Notes

CHARM SCHOOL FOR FERAL GIRLS (busy day, so here’s one from my early blog)

One afternoon in the sixth grade, all the girls in my class were sent to the cafeteria for a special, one-time class whose topic was a secret. We’d already had the men-stroo-ation talk, so why the mystery?

The lunchroom chairs were arranged in rows. The teacher of the class was the mother of one of our classmates, who stood before us in a crisp yellow dress, hair teased and swept up like a movie star, with pink lipstick and white patent leather sandals.

When we were all seated, she introduced herself and explained that the thing she was going to teach us this: How To Behave Like Young Ladies.

We were silent except for one or two incredulous snorting sounds. In the era of “Whole Lotta Love” and Billie Jean King, the “ladylike” concept was retro, laughable, and a waste of time, even to 12-year-olds in Southern Arizona. But not to me. I was voracious for this information. I could barely hide it. I affected an eye-rolling face like all the other girls, but inwardly! Inwardly I clung to every word she said, imprinting on her wisdom like a baby duck.  Or a wolf. A gangly wolf that comes to school in the same dirty human clothes every day and yearns to be included among the humans.

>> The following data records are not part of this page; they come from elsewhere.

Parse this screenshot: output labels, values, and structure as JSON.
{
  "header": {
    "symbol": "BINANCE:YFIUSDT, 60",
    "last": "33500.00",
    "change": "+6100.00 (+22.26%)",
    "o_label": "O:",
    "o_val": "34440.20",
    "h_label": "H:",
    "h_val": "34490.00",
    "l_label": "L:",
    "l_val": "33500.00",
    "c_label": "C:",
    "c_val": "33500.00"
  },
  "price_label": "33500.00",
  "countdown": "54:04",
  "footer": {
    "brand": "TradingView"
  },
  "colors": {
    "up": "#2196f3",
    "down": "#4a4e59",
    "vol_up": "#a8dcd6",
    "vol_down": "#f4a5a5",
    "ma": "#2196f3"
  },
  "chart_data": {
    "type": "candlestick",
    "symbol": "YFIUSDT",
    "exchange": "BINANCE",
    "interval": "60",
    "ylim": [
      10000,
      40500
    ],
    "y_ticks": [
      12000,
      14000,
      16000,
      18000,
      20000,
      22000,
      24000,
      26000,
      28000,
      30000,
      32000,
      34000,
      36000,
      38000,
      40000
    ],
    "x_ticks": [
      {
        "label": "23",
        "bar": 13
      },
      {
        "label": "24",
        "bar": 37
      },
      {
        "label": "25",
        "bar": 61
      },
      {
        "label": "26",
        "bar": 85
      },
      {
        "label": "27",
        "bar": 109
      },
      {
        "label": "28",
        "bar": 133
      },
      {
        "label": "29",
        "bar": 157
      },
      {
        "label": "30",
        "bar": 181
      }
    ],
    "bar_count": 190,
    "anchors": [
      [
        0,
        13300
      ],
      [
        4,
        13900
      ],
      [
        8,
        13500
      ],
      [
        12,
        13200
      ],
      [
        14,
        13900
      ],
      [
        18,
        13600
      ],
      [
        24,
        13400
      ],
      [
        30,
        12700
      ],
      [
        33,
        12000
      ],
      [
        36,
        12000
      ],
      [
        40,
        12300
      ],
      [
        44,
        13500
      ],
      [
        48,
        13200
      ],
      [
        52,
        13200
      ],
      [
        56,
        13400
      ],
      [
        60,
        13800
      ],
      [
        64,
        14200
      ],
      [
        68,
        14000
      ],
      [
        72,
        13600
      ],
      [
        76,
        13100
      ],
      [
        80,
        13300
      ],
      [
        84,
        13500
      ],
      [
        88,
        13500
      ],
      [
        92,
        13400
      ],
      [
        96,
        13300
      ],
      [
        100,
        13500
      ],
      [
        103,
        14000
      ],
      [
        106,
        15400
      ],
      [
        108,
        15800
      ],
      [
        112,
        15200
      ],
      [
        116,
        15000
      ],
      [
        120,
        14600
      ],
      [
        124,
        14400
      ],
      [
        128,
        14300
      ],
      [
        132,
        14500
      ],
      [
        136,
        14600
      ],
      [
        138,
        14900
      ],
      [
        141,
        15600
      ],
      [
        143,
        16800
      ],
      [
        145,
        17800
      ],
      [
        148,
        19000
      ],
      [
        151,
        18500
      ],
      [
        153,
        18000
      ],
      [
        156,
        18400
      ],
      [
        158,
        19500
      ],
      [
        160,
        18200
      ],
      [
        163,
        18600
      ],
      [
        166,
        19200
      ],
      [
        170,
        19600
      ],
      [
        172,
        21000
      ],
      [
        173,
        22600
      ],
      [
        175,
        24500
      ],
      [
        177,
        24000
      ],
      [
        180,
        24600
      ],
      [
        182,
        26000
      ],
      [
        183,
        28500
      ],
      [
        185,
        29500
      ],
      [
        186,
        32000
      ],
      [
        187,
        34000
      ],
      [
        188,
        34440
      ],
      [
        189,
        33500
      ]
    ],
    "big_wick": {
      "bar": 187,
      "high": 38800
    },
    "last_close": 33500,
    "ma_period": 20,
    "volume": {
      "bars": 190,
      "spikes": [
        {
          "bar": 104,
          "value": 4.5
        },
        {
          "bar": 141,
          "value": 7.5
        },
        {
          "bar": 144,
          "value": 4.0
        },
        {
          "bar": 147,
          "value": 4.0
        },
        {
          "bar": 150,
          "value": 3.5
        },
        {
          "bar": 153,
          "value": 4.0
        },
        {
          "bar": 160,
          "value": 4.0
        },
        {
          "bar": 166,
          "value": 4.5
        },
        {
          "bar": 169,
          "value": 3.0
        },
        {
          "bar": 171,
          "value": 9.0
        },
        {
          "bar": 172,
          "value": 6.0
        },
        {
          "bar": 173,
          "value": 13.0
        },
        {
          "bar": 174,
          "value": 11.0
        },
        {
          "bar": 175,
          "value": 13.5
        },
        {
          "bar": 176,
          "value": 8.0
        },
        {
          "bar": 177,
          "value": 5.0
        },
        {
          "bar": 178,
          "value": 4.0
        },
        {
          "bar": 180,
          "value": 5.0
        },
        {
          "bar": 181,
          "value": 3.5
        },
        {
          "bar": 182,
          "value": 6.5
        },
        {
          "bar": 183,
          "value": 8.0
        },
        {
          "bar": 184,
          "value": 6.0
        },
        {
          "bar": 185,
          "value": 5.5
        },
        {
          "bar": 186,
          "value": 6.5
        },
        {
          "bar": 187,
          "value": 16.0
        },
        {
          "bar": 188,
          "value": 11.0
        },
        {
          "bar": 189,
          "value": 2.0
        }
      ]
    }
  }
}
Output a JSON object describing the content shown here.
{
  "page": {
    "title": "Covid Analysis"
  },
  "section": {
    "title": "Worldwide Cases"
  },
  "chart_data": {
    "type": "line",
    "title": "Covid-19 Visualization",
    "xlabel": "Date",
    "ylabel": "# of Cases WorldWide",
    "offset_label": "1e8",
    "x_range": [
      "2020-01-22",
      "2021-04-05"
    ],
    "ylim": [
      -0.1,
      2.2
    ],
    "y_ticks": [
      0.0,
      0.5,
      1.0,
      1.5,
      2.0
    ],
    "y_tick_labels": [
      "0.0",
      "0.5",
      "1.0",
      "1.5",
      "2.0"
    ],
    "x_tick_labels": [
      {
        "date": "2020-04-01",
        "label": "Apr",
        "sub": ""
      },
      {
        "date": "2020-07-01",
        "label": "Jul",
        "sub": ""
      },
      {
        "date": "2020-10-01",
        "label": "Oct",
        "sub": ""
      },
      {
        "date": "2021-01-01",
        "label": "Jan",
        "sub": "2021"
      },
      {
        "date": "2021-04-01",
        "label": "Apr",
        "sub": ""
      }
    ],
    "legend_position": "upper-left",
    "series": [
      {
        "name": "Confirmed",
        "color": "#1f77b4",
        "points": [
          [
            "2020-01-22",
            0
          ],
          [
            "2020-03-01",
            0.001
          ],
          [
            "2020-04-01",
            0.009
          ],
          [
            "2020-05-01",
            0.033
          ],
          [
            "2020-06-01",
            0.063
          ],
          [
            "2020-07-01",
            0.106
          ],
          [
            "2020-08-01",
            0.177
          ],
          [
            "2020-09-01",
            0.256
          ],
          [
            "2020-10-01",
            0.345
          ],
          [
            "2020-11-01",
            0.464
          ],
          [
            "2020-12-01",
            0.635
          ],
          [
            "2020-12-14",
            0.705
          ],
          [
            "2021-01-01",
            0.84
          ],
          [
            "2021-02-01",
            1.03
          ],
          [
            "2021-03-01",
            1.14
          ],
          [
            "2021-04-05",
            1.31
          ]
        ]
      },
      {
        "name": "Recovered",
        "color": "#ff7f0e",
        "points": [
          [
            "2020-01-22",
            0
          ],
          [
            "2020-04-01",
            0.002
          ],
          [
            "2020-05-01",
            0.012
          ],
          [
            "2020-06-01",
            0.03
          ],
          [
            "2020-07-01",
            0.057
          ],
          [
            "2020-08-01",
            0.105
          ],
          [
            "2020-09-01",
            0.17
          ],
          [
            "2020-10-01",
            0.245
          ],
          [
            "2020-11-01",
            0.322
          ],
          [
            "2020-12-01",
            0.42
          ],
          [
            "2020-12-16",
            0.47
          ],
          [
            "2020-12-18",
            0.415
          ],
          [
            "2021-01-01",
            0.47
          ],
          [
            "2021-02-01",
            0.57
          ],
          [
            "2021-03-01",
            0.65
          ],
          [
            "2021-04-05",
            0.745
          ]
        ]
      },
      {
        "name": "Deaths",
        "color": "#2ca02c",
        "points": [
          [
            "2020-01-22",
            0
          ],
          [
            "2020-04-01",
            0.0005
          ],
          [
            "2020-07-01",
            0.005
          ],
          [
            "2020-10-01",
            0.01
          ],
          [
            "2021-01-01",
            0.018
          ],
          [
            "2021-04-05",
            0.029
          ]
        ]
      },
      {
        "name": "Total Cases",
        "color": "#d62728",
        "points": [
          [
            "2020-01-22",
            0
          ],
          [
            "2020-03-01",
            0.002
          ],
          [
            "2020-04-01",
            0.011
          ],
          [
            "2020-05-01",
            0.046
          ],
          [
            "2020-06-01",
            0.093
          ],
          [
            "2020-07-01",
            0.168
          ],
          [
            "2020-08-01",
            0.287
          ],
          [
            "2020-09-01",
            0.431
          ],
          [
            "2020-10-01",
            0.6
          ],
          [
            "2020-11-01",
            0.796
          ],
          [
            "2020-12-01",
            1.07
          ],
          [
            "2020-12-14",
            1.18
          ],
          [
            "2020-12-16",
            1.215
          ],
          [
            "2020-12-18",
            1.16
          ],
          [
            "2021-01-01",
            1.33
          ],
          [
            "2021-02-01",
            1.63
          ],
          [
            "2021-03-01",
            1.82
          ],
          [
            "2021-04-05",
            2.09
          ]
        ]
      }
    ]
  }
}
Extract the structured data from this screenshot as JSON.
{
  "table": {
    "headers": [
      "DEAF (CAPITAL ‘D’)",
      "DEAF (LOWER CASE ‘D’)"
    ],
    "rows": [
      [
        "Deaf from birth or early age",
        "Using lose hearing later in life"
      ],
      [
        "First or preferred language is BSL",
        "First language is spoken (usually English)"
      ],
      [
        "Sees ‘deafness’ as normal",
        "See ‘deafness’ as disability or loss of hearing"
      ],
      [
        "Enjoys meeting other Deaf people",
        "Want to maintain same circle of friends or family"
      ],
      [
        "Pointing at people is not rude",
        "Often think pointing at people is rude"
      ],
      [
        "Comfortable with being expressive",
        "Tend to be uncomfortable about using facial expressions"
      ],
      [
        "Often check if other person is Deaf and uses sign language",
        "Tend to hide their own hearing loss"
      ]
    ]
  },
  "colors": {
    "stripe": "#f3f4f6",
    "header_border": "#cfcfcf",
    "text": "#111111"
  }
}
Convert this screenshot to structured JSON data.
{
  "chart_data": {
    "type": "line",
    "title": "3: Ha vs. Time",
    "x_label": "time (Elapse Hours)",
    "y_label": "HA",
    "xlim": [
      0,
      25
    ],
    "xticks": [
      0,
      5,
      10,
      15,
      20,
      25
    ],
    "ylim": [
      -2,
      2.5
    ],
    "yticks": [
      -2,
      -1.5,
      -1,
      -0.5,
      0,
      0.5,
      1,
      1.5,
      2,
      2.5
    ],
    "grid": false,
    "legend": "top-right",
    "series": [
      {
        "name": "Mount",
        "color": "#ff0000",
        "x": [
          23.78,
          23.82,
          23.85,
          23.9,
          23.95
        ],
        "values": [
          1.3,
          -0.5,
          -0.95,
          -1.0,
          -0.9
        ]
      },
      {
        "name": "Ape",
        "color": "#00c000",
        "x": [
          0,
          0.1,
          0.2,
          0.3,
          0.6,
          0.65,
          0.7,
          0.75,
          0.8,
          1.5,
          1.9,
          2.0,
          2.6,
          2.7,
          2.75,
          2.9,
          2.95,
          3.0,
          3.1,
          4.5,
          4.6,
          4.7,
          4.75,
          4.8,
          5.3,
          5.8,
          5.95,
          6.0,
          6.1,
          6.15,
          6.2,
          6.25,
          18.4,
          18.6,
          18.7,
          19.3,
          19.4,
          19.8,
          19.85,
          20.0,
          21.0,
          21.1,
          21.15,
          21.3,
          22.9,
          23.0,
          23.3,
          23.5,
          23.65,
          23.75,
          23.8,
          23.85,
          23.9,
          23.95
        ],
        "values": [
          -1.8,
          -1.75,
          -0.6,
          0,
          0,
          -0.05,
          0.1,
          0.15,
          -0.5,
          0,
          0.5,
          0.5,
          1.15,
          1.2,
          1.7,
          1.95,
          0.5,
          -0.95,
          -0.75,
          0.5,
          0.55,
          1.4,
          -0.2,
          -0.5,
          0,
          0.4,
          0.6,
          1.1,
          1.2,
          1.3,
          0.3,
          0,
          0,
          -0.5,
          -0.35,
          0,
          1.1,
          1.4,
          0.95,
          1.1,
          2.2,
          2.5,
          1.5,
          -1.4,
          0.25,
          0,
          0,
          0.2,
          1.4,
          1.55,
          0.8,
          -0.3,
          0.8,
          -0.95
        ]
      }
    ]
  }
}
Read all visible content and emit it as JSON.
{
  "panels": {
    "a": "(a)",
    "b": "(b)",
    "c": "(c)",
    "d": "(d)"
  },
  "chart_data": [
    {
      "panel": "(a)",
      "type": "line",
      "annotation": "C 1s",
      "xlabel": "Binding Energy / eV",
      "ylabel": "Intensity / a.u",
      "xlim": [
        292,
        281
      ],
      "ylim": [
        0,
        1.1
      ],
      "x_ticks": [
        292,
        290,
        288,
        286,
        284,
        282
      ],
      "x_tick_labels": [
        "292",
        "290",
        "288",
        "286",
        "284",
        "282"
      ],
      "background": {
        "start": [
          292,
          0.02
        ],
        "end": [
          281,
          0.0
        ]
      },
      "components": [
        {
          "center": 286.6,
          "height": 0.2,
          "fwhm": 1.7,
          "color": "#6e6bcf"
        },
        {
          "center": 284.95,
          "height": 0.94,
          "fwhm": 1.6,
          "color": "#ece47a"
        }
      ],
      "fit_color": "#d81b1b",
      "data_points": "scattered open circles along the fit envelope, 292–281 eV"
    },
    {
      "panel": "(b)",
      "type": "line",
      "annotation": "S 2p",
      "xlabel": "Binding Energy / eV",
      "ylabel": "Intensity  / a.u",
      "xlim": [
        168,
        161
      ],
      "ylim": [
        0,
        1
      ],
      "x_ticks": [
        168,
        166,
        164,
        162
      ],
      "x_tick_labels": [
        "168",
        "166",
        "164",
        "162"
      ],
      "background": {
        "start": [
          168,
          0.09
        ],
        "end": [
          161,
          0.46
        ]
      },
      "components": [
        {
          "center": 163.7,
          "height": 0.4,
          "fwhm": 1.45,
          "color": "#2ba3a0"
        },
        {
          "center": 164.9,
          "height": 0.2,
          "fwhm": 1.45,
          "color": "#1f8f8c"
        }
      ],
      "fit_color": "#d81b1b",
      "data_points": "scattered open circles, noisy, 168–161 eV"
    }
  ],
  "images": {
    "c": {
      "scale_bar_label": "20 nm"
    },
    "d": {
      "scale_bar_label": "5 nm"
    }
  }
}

I was weird. My family was weird. Role modeling was not entirely happening at home, what with the never-ending vortex of trouble and inattention that flowed from my mother’s alcoholism. I had no idea how to be a lady. My way of playing dress up back then was to pull the thin hypotenuse of cardboard from a coat hanger and light it on fire, gesturing grandly with my “cigarette,” ordering people around in a New York accent and demanding a “drink.”

So this is what I learned in the cafeteria that day:

  • A young lady is naturally beautiful. Instead of cosmetics, her makeup kit is a) good sleep, b) nutritious food, c) plenty of water, and d) a smile.

  • On very special days, she can apply a dot of petroleum jelly to her lips and eyelashes to make them shine. But the beautiful colors already in her features are exactly the right colors.

  • A young lady’s good posture tells the world that she is somebody. You can practice good posture by walking with a book on your head. You should do this every day, until the posture is second nature.

  • When you sit in a skirt (and remember, they were often short back then), don’t flop down in the chair, knees everywhere. Gather the back of your skirt with your ring and pinky fingers, and lightly drop onto the edge of the seat, then (still sitting straight) scoot back. Keep your knees together. Cross your ankles if you like.

For years, we laughed about this odd, one-time class, crossing our ankles and making snide remarks, and I went along with the joke. It’s easy to laugh at things like modesty, decorum and etiquette when you are already steeped in them, when you grew up with parents who made you wash your hands and brush your teeth and eat with a knife and fork and come home at night. It’s easy to think that the right thing to do is obvious to everyone, when ordinary politeness has been taught so well it flows from you naturally — even when you’re angry, even when you’re hurt.

God bless the wise woman in the crisp yellow dress, who stood before me and the others who needed her — like normalcy, like sunshine itself.  There ought to be a bracelet: WWTWITYDD? In my imagination I’ve called upon her 1000 times. Help yellow-dress lady, I’ve lost everything! Or What do I say yellow dress lady, I’ve totally humiliated myself!  And from somewhere inside me she tells me how to act, how to get through things and stand up straight again. I’m the slightly feral version of her, but I’ve been practicing a long time. It’s starting to be that I can share how it’s done.